2
votes

GNU Make version 3.81 introduced a special variable named .DEFAULT_GOAL that can be used to tell Make which goal (or target) should be built if no target was specified on the command line. Otherwise Make will simply make the first target it encounters.

Consider:

bar: a b c
        ${MAKE_BAR_COMMANDS}

foo: x y z
        ${MAKE_FOO_COMMANDS}

With the above hypothetical Makefile, running make will build "bar", because it is the first target that Make encounters. But if we add .DEFAULT_GOAL, like so ...

.DEFAULT_GOAL := foo    # Build foo by default, even if it's not first.

bar: a b c
        ${MAKE_BAR_COMMANDS}

foo: x y z
        ${MAKE_FOO_COMMANDS}

... then Make (version 3.81) will build "foo" if we run just make.

I've found this .DEFAULT_GOAL variable to be quite useful in a modular, re-usable Makefile "framework" that I've built. However, I'm finding that many systems still have GNU Make 3.80 or older and they don't support this variable.

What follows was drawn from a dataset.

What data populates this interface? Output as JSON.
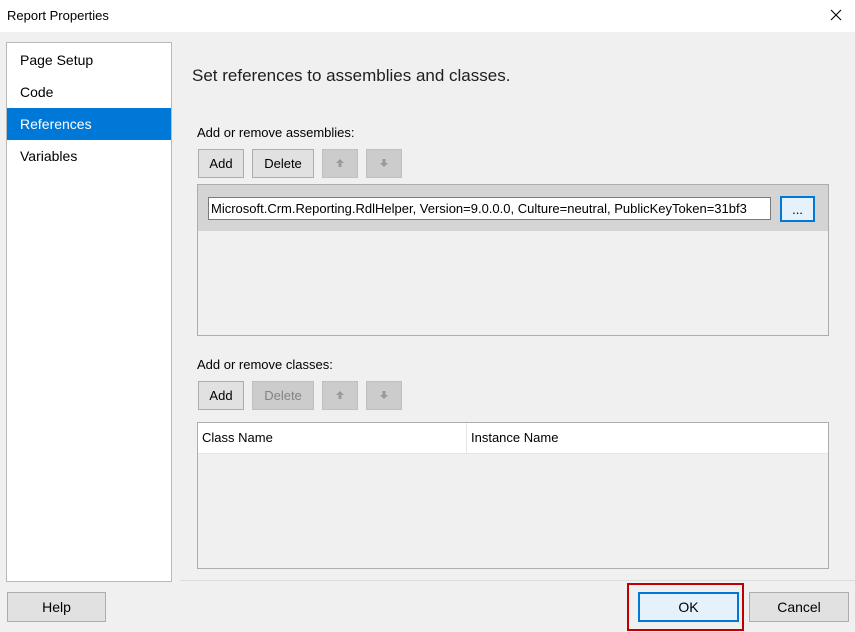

While playing around with things, I noticed that simply specifying an empty target rule seems to have the same effect as .DEFAULT_GOAL, even on pre-3.81 versions of GNU Make:

foo:    # Empty target rule

bar: a b c
        ${MAKE_BAR_COMMANDS}

foo: x y z
        ${MAKE_FOO_COMMANDS}

I know that it is valid and legal to add to a target's rules and/or prerequesites by specifying additional target rules in this manner. However, I'm wondering if doing this might introduce some potentially undesirable side-effects that do not occur when using .DEFAULT_GOAL.

I guess I'm left wondering why .DEFAULT_GOAL was introduced if you can achieve the same thing with a simple empty target rule. This makes me suspect that they maybe don't result in exactly the same behavior.

So the bottom line questions is: is there an externally detectable difference between using .DEFAULT_GOAL versus an empty target rule?

2

2 Answers

2
votes

I can't give you a definite answer, but I can suggest other reasons for its introduction:

  1. It's immediately obvious what .DEFAULT_GOAL does; i.e. what it says on the label. The presence and meaning of a single-line empty target is easily glossed over, especially in a larger Makefile
  2. You can actually read the value of $(.DEFAULT_GOAL) back elsewhere in the Makefile. Testing suggests it makes no difference whether it's explicitly set, or whether it's determined by picking the first rule.
2
votes

Your "foo: # Empty target rule" conflicts with double-colon rules.

If you rule those out (:: rules), it works only if it is the first rule. So, if you "include clear-variables.mk" at the beginning, and in general have a complicated net of include files, this ".DEFAULT_GOAL" will make it obvious & checked, that only 1 rule can be default.